A Treatise on Photogravure

The Internet is a wonderful place. Really.

I am carrying around on my vacation a 1974 reprint by the Visual Studies Workshop of Herbert Denison’s A Treatise on Photogravure (in Intaglio by the Talbot-Klič Process). It is available used at a price of $275 (for the reprint) at Amazon.com today, which may put it out of many people’s reach.
For whatever reason, this book is one of many scanned by Microsoft as part of an effort to put out-of-copyright works on the web for wider access. A full color PDF version of this black and white treatise is available, and other formats are available also, in a scan from the University of Toronto. It was the 32nd hit on Google.com that yielded a launch page on Archive.org to find a scanned version of the text. I keep forgetting to search there first – they have several other early texts on photography.
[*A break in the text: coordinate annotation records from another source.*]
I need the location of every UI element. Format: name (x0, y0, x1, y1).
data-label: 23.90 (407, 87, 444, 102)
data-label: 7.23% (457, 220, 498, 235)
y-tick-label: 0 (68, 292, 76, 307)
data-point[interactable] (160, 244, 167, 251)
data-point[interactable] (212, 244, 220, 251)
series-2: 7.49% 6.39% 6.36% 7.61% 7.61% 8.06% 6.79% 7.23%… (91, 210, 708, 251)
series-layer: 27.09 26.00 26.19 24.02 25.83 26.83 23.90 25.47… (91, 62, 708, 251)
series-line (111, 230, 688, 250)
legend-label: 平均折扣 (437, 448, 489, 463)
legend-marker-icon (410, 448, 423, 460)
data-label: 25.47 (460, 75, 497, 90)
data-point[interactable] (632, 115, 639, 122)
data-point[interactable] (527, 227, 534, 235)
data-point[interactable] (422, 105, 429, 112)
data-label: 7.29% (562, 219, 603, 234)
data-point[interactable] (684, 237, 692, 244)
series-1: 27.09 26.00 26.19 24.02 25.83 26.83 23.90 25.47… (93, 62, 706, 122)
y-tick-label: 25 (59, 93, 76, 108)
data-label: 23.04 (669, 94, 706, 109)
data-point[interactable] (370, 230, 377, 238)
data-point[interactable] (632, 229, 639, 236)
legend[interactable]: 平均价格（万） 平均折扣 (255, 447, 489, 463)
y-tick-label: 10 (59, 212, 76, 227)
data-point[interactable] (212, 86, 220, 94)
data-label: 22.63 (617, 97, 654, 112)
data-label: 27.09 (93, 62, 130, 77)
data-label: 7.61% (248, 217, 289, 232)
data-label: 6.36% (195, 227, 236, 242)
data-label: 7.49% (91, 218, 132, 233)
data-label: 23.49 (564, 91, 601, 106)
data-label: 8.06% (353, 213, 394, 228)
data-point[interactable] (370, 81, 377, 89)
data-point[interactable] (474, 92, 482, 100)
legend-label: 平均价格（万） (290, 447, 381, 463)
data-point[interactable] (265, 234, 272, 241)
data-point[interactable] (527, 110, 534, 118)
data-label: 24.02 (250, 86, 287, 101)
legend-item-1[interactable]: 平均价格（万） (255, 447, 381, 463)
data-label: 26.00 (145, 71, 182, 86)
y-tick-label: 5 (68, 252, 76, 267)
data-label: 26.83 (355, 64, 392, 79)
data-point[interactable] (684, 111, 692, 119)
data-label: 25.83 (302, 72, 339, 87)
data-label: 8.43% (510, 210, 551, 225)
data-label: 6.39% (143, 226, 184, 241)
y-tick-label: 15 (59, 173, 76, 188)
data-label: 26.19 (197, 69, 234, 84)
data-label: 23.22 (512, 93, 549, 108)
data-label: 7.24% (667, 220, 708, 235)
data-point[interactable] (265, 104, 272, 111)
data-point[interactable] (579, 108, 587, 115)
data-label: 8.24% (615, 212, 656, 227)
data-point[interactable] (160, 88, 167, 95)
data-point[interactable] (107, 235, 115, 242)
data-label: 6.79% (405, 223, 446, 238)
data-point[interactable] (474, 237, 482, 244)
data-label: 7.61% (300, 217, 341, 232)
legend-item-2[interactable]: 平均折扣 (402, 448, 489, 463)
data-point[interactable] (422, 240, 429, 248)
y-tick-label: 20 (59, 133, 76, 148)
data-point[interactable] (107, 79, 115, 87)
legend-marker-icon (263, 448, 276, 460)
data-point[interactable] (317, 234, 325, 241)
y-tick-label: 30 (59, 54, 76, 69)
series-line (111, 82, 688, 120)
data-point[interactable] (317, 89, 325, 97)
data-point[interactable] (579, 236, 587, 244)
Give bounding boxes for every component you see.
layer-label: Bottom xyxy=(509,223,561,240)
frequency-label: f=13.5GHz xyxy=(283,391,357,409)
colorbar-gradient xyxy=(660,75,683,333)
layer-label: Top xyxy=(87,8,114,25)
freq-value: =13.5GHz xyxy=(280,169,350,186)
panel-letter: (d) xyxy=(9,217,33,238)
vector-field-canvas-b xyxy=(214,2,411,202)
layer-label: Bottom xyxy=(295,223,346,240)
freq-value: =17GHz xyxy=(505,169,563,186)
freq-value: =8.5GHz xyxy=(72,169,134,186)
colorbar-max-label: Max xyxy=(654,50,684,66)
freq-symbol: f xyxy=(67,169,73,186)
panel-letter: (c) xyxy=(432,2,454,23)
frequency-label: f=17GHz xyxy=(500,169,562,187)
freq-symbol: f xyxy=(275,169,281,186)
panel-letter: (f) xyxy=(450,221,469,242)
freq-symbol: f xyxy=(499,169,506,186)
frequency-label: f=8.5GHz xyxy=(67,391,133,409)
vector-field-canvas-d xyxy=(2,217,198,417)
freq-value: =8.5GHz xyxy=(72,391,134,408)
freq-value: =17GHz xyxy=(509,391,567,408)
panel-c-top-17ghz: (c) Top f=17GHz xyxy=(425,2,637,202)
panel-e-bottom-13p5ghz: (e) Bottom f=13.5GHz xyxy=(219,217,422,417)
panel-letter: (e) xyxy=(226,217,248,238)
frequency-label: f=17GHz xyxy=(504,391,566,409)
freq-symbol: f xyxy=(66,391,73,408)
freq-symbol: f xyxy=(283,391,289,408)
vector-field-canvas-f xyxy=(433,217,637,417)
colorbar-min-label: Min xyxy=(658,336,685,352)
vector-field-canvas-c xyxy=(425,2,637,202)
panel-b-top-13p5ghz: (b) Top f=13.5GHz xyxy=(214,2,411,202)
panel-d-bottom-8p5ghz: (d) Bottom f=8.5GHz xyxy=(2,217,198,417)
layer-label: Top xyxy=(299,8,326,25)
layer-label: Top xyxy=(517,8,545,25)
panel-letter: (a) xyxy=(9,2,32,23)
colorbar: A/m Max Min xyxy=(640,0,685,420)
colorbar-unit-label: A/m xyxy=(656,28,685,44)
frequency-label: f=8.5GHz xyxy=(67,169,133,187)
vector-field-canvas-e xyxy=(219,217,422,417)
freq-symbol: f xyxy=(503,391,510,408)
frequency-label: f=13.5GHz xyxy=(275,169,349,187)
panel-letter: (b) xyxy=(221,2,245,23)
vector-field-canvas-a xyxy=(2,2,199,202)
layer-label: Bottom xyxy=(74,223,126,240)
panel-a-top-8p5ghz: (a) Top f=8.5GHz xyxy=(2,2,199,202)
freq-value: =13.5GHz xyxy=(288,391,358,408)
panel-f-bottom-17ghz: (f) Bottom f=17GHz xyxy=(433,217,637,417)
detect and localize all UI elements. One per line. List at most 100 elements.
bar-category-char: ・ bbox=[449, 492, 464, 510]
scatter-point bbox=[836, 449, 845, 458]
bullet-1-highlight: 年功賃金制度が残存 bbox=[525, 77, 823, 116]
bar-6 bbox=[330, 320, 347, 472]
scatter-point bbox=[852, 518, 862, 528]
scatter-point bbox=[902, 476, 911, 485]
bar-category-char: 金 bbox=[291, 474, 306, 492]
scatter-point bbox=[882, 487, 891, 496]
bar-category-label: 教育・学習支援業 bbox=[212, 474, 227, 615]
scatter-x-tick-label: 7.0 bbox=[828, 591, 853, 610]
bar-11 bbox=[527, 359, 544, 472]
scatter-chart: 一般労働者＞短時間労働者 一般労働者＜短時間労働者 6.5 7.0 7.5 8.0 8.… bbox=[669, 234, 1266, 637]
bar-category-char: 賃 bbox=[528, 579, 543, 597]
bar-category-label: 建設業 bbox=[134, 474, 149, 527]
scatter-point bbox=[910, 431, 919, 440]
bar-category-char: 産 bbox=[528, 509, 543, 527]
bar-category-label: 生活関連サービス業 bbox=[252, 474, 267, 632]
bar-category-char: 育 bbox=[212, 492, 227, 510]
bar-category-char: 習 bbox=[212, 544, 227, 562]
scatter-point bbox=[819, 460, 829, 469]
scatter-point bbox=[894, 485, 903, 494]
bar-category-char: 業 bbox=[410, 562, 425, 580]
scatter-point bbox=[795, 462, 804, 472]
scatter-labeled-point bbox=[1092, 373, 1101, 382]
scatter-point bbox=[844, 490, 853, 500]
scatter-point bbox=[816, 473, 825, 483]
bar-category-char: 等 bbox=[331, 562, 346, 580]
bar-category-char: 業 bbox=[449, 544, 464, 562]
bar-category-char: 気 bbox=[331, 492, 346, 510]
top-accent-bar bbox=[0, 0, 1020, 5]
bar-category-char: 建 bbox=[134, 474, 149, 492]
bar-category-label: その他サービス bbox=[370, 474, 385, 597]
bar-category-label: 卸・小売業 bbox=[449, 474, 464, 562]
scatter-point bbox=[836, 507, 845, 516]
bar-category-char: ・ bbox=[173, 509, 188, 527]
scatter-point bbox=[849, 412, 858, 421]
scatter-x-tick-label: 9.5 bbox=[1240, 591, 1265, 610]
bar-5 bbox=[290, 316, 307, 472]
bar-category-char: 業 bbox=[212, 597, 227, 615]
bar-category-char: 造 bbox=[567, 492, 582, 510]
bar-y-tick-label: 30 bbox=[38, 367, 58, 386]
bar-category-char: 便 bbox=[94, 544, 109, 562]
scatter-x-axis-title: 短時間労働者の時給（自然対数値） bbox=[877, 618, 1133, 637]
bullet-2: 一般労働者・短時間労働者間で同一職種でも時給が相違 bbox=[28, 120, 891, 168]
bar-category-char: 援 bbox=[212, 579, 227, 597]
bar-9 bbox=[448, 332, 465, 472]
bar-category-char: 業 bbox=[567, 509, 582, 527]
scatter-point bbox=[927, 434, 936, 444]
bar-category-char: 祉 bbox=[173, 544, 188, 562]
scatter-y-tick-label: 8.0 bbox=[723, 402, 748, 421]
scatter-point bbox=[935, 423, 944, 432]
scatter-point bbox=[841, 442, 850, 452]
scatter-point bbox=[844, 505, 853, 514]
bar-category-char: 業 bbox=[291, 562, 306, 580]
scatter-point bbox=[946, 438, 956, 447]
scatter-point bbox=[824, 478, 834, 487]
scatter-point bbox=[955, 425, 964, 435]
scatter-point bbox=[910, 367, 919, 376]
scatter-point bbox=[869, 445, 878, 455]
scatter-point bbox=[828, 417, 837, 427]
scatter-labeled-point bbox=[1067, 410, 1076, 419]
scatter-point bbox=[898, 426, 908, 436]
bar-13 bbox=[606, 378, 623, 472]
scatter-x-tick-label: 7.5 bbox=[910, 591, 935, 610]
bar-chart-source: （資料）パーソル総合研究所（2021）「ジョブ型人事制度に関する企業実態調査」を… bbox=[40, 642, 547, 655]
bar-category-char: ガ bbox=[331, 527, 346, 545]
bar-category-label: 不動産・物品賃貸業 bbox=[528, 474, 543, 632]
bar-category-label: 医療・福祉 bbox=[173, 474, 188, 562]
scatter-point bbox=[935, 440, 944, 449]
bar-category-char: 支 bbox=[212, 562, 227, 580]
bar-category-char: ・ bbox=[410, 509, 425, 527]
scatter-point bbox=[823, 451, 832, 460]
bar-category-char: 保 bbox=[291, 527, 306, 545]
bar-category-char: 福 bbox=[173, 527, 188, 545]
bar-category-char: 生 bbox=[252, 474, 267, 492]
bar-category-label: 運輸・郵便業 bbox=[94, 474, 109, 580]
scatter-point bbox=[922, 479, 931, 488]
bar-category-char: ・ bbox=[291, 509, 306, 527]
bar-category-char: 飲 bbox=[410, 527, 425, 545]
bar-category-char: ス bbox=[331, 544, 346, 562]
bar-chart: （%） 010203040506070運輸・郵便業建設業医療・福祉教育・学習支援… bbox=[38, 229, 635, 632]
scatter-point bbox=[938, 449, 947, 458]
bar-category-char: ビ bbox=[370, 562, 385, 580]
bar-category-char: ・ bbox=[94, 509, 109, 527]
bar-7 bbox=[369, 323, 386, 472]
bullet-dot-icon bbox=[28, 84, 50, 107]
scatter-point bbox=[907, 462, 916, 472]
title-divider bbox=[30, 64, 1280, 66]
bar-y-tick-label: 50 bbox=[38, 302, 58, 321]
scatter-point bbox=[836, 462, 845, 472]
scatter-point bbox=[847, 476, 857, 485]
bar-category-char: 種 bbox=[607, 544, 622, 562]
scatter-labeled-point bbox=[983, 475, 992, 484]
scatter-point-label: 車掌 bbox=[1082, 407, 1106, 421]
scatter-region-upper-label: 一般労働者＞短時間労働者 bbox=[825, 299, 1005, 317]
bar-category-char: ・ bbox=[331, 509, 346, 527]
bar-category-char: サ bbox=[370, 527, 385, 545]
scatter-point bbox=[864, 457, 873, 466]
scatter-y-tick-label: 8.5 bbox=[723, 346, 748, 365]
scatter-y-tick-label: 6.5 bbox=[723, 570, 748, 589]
A brief biography of Jon Goodman mentions that he carried this slender 140 page reprint around with him during his early studies of photogravure in Europe (though it incorrectly lists the first publication date as 1865 – some thirteen years before Klič perfected the method). 
The book presents a complete description of the steps of process in the table of contents:
  1. Introductory
  2. The Negative
  3. The Transparency
  4. The Gelatine Resist
  5. The Copper Plate
  6. The Ground
  7. Mounting and Developing the Resist
  8. The Mordant
  9. Etching the Image
  10. Photogravure in Line
  11. Printing from the Plate
  12. Afterwork on the Plate
  13. Steel-facing the Plate
  14. Historical Notes
The text assumes hands on knowledge of traditional silver photography and darkroom work, and perhaps a working knowledge of carbon printing methods. I do find it amusing that these older texts have sections titled Historical Notes. The facsimile edition reprints the 1895 version – some 55 years after the invention of photography. Also, as others have noted, steel-facing is a misnomer, the copper plates once etched are iron-coated electrolytically. There are some modern references I’ll dig up to non-toxic (less toxic) approaches to copper plate photogravure – do poke around a bit to find those.
So if you were looking for something to read as you entered the New Year, this is my recommendation.